Upper Bounds on the Lightest Higgs Boson Mass in General Supersymmetric Standard Models
J. R. Espinosa, M. Quirós
Abstract
In a general supersymmetric standard model there is an upper bound $m_h$ on the tree level mass of the $CP=+1$ lightest Higgs boson which depends on the electroweak scale, $\tan β$ and the gauge and Yukawa couplings of the theory.
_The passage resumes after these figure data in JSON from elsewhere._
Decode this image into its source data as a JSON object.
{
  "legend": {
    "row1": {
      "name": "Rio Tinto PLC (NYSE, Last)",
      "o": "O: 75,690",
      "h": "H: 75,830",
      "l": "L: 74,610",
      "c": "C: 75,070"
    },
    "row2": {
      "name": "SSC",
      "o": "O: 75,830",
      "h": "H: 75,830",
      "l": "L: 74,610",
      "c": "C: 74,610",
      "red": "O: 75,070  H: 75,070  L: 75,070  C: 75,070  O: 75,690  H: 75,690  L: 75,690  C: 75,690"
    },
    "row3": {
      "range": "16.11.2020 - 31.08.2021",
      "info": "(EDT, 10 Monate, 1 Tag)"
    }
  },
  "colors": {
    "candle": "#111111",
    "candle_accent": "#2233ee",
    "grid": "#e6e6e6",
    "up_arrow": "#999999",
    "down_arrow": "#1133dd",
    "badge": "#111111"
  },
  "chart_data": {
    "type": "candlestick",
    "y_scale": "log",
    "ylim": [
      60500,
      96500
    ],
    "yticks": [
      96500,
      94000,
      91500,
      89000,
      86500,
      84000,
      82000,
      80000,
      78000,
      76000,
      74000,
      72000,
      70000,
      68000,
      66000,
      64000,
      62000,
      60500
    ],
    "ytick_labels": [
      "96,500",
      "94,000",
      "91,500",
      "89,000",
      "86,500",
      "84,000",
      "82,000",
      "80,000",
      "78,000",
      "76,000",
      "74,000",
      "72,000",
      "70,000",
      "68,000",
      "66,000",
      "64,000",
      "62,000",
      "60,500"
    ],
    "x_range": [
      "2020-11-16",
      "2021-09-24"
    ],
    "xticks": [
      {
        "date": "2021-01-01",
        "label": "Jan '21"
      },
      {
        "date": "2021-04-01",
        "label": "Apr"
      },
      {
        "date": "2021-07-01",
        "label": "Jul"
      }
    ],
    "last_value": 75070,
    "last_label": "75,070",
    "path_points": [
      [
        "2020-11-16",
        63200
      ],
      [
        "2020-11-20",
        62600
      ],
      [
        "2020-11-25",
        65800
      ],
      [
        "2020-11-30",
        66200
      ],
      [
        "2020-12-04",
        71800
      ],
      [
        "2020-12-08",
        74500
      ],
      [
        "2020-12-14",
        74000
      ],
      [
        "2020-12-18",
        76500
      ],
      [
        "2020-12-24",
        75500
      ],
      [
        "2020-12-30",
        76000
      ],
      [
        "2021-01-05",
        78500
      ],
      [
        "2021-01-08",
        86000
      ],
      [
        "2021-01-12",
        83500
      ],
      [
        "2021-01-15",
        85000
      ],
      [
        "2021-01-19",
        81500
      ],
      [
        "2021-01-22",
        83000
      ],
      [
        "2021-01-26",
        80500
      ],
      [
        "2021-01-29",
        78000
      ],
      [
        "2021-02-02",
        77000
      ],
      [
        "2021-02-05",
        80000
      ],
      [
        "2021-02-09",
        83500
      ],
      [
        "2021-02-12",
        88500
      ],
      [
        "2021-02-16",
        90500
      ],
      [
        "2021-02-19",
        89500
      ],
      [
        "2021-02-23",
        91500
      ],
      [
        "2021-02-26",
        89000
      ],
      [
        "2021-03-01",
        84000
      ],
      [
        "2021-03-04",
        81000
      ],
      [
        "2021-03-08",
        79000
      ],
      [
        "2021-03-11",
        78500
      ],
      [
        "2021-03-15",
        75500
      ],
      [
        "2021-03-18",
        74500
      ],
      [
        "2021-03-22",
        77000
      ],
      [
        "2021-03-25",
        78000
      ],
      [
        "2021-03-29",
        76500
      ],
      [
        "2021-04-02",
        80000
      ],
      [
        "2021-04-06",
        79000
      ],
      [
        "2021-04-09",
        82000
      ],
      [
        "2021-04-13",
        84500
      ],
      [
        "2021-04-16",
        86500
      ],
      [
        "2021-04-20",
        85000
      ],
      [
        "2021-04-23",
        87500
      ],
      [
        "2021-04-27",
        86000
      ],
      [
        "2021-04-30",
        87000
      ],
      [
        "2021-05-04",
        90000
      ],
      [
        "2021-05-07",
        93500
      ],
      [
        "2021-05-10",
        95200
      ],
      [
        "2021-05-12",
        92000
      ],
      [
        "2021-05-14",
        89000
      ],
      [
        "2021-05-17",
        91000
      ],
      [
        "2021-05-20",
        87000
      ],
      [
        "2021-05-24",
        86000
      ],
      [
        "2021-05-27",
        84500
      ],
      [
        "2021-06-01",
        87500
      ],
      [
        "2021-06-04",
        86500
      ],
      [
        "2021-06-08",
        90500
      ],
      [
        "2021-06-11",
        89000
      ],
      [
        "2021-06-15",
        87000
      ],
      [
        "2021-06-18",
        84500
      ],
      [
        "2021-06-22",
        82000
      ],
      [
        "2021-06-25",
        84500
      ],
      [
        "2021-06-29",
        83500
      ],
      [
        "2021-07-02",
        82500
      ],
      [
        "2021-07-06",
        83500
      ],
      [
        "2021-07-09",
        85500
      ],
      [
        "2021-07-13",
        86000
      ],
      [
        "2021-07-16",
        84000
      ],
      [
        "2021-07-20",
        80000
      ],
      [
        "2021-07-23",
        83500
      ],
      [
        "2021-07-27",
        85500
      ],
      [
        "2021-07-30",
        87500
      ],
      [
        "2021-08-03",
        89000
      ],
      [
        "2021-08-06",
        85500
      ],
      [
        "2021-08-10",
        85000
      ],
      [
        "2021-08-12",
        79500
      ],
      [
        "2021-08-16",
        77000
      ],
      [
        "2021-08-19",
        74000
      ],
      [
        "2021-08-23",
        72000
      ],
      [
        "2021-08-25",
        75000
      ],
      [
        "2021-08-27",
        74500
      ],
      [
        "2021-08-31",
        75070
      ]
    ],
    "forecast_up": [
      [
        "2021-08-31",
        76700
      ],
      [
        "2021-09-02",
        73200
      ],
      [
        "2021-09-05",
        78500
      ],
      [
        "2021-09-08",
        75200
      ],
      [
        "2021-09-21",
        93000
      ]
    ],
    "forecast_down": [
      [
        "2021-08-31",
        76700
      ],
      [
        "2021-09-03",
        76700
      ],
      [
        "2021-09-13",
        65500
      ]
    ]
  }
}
When radiative corrections are included, the allowed region in the $(m_h,m_t)$ plane depends on the scale $Λ$, below which the theory remains perturbative, and the supersymmetry breaking scale $Λ_s$, that we fix to $1\ TeV$. In the minimal model with $Λ=10^{16}\ GeV$: $m_h<130\ GeV$ and $m_t<185\ GeV$. In non-minimal models with an arbitrary number of gauge singlets and $Λ=10^{16}\ GeV$: $m_h<145\ GeV$ and $m_t<185\ GeV$. We also consider supersymmetric standard models with arbitrary Higgs sectors. For models whose couplings saturate the scale $Λ=10^{16}\ GeV$ we find $m_h<155\ GeV$ and $m_t<190\ GeV$. As one pushes the saturation scale $Λ$ down to $Λ_s$, the bounds on $m_h$ and $m_t$ increase. For instance, in models with $Λ=10\ TeV$, the upper bounds for $m_h$ and $m_t$ go to $415\ GeV$ and $385\ GeV$, respectively.